The risks are still being analyzed. If you use AI via a cloud service, how will your confidential information be treated? If you ask it to write patent claims, is that a publication? If you register a copyright for work you produce using the help of AI, do you have to describe the nature of the AI authorship in your registration? The one I have focused on the most, so far, is whether the output of models is infringing on the copyrights for the inputs, as alleged in the January 2023 class action against Stability, DeviantArt, and Midjourney, Inc. I think that proper model training is fair use, but it may be years until we have clear legal guidance on that question.

In the meantime, I worry that rampant litigation will only benefit the lawyers. Big defendants have a war chest to fight complicated fair use cases, but smaller players can be destroyed by large legal bills, or by lawsuits scaring off investors. If that results in industry consolidation, we will all suffer from less innovation and a narrower constituency to set policy on use of AI.

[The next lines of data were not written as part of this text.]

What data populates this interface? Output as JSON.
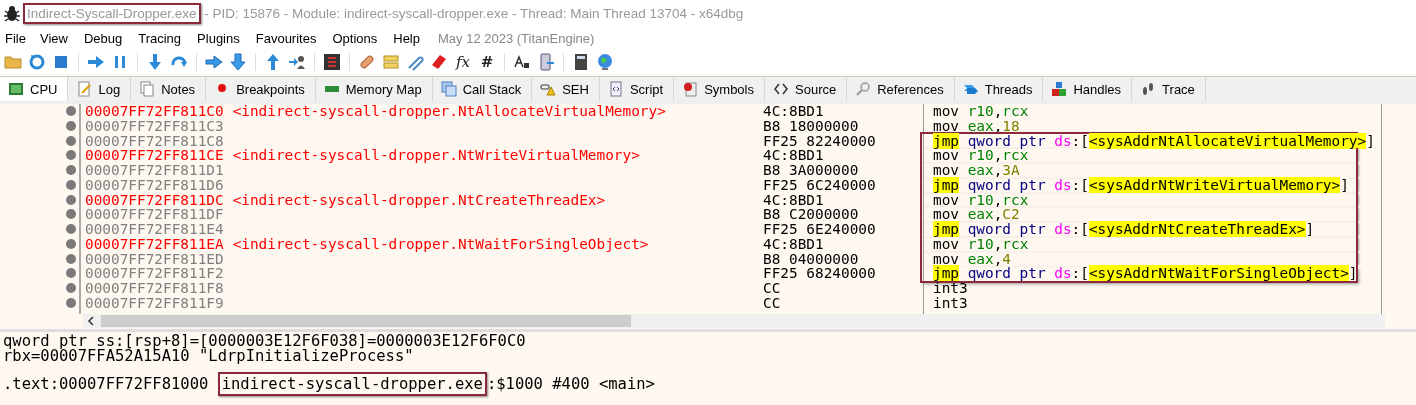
{
  "window": {
    "title_parts": [
      {
        "text": "Indirect-Syscall-Dropper.exe",
        "boxed": true
      },
      {
        "text": " - PID: 15876 - Module: indirect-syscall-dropper.exe - Thread: Main Thread 13704 - x64dbg",
        "boxed": false
      }
    ]
  },
  "menu": {
    "items": [
      "File",
      "View",
      "Debug",
      "Tracing",
      "Plugins",
      "Favourites",
      "Options",
      "Help"
    ],
    "build": "May 12 2023 (TitanEngine)"
  },
  "toolbar": {
    "glyphs": [
      "fx",
      "#"
    ]
  },
  "tabs": [
    {
      "label": "CPU",
      "selected": true
    },
    {
      "label": "Log",
      "selected": false
    },
    {
      "label": "Notes",
      "selected": false
    },
    {
      "label": "Breakpoints",
      "selected": false
    },
    {
      "label": "Memory Map",
      "selected": false
    },
    {
      "label": "Call Stack",
      "selected": false
    },
    {
      "label": "SEH",
      "selected": false
    },
    {
      "label": "Script",
      "selected": false
    },
    {
      "label": "Symbols",
      "selected": false
    },
    {
      "label": "Source",
      "selected": false
    },
    {
      "label": "References",
      "selected": false
    },
    {
      "label": "Threads",
      "selected": false
    },
    {
      "label": "Handles",
      "selected": false
    },
    {
      "label": "Trace",
      "selected": false
    }
  ],
  "disassembly": {
    "rows": [
      {
        "address": "00007FF72FF811C0",
        "label": "<indirect-syscall-dropper.NtAllocateVirtualMemory>",
        "bytes": "4C:8BD1",
        "boxed": false,
        "tokens": [
          {
            "kind": "op",
            "text": "mov "
          },
          {
            "kind": "reg",
            "text": "r10"
          },
          {
            "kind": "punct",
            "text": ","
          },
          {
            "kind": "reg",
            "text": "rcx"
          }
        ]
      },
      {
        "address": "00007FF72FF811C3",
        "bytes": "B8 18000000",
        "boxed": false,
        "tokens": [
          {
            "kind": "op",
            "text": "mov "
          },
          {
            "kind": "reg",
            "text": "eax"
          },
          {
            "kind": "punct",
            "text": ","
          },
          {
            "kind": "imm",
            "text": "18"
          }
        ]
      },
      {
        "address": "00007FF72FF811C8",
        "bytes": "FF25 82240000",
        "boxed": true,
        "tokens": [
          {
            "kind": "jump",
            "text": "jmp"
          },
          {
            "kind": "size",
            "text": "qword ptr "
          },
          {
            "kind": "seg",
            "text": "ds"
          },
          {
            "kind": "punct",
            "text": ":["
          },
          {
            "kind": "sym",
            "text": "<sysAddrNtAllocateVirtualMemory>"
          },
          {
            "kind": "punct",
            "text": "]"
          }
        ]
      },
      {
        "address": "00007FF72FF811CE",
        "label": "<indirect-syscall-dropper.NtWriteVirtualMemory>",
        "bytes": "4C:8BD1",
        "boxed": true,
        "tokens": [
          {
            "kind": "op",
            "text": "mov "
          },
          {
            "kind": "reg",
            "text": "r10"
          },
          {
            "kind": "punct",
            "text": ","
          },
          {
            "kind": "reg",
            "text": "rcx"
          }
        ]
      },
      {
        "address": "00007FF72FF811D1",
        "bytes": "B8 3A000000",
        "boxed": true,
        "tokens": [
          {
            "kind": "op",
            "text": "mov "
          },
          {
            "kind": "reg",
            "text": "eax"
          },
          {
            "kind": "punct",
            "text": ","
          },
          {
            "kind": "imm",
            "text": "3A"
          }
        ]
      },
      {
        "address": "00007FF72FF811D6",
        "bytes": "FF25 6C240000",
        "boxed": true,
        "tokens": [
          {
            "kind": "jump",
            "text": "jmp"
          },
          {
            "kind": "size",
            "text": "qword ptr "
          },
          {
            "kind": "seg",
            "text": "ds"
          },
          {
            "kind": "punct",
            "text": ":["
          },
          {
            "kind": "sym",
            "text": "<sysAddrNtWriteVirtualMemory>"
          },
          {
            "kind": "punct",
            "text": "]"
          }
        ]
      },
      {
        "address": "00007FF72FF811DC",
        "label": "<indirect-syscall-dropper.NtCreateThreadEx>",
        "bytes": "4C:8BD1",
        "boxed": true,
        "tokens": [
          {
            "kind": "op",
            "text": "mov "
          },
          {
            "kind": "reg",
            "text": "r10"
          },
          {
            "kind": "punct",
            "text": ","
          },
          {
            "kind": "reg",
            "text": "rcx"
          }
        ]
      },
      {
        "address": "00007FF72FF811DF",
        "bytes": "B8 C2000000",
        "boxed": true,
        "tokens": [
          {
            "kind": "op",
            "text": "mov "
          },
          {
            "kind": "reg",
            "text": "eax"
          },
          {
            "kind": "punct",
            "text": ","
          },
          {
            "kind": "imm",
            "text": "C2"
          }
        ]
      },
      {
        "address": "00007FF72FF811E4",
        "bytes": "FF25 6E240000",
        "boxed": true,
        "tokens": [
          {
            "kind": "jump",
            "text": "jmp"
          },
          {
            "kind": "size",
            "text": "qword ptr "
          },
          {
            "kind": "seg",
            "text": "ds"
          },
          {
            "kind": "punct",
            "text": ":["
          },
          {
            "kind": "sym",
            "text": "<sysAddrNtCreateThreadEx>"
          },
          {
            "kind": "punct",
            "text": "]"
          }
        ]
      },
      {
        "address": "00007FF72FF811EA",
        "label": "<indirect-syscall-dropper.NtWaitForSingleObject>",
        "bytes": "4C:8BD1",
        "boxed": true,
        "tokens": [
          {
            "kind": "op",
            "text": "mov "
          },
          {
            "kind": "reg",
            "text": "r10"
          },
          {
            "kind": "punct",
            "text": ","
          },
          {
            "kind": "reg",
            "text": "rcx"
          }
        ]
      },
      {
        "address": "00007FF72FF811ED",
        "bytes": "B8 04000000",
        "boxed": true,
        "tokens": [
          {
            "kind": "op",
            "text": "mov "
          },
          {
            "kind": "reg",
            "text": "eax"
          },
          {
            "kind": "punct",
            "text": ","
          },
          {
            "kind": "imm",
            "text": "4"
          }
        ]
      },
      {
        "address": "00007FF72FF811F2",
        "bytes": "FF25 68240000",
        "boxed": true,
        "tokens": [
          {
            "kind": "jump",
            "text": "jmp"
          },
          {
            "kind": "size",
            "text": "qword ptr "
          },
          {
            "kind": "seg",
            "text": "ds"
          },
          {
            "kind": "punct",
            "text": ":["
          },
          {
            "kind": "sym",
            "text": "<sysAddrNtWaitForSingleObject>"
          },
          {
            "kind": "punct",
            "text": "]"
          }
        ]
      },
      {
        "address": "00007FF72FF811F8",
        "bytes": "CC",
        "boxed": false,
        "tokens": [
          {
            "kind": "op",
            "text": "int3"
          }
        ]
      },
      {
        "address": "00007FF72FF811F9",
        "bytes": "CC",
        "boxed": false,
        "tokens": [
          {
            "kind": "op",
            "text": "int3"
          }
        ]
      }
    ]
  },
  "info": {
    "lines": [
      "qword ptr ss:[rsp+8]=[0000003E12F6F038]=0000003E12F6F0C0",
      "rbx=00007FFA52A15A10 \"LdrpInitializeProcess\""
    ],
    "location_parts": [
      {
        "text": ".text:00007FF72FF81000 ",
        "boxed": false
      },
      {
        "text": "indirect-syscall-dropper.exe",
        "boxed": true
      },
      {
        "text": ":$1000 #400 <main>",
        "boxed": false
      }
    ]
  }
}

How can AI tools be used by in-house legal teams ethically and effectively? What are some ways that AI has changed your legal practice? Very soon, we will be seeing new products that filter model inputs and outputs. These filters may be built into a tool, or provided separately. For the time being, in-house counsel should develop policies for AI use, but these policies must be updated frequently as the understanding of risks develop.

What excites you the most about the future of AI? Any general thoughts you would like to share? New technologies are always scary. But I think fears of AI replacing humans is hugely overblown by the media to get people's attention. Here is an example for the business lawyers. About 40-50 years ago, comparisons of versions of a contract were done by hand. Redlining was a process done by law clerks, who painstakingly read documents side by side and annotated the changes. As Wikipedia notes, “Included in this process were the potential for human error and the expansive administrative time necessitated by this arduous process.” So I want to ask the transactions lawyers, would you like to go back to the time when redlines were done by hand, so you will have more work to do?

I don't, either! Today we have word processing programs that automatically create redlines for us. They are extremely accurate and fast. And none of us wants to go back. But this technology did put some law clerks out of business, didn’t it? Not at all, law clerks just began to do different tasks, and probably less tedious ones.

This is how almost all revolutionary technology affects a workforce. It doesn't replace humans, it changes what we do, and mostly for the better. After all, we can't all be blacksmiths.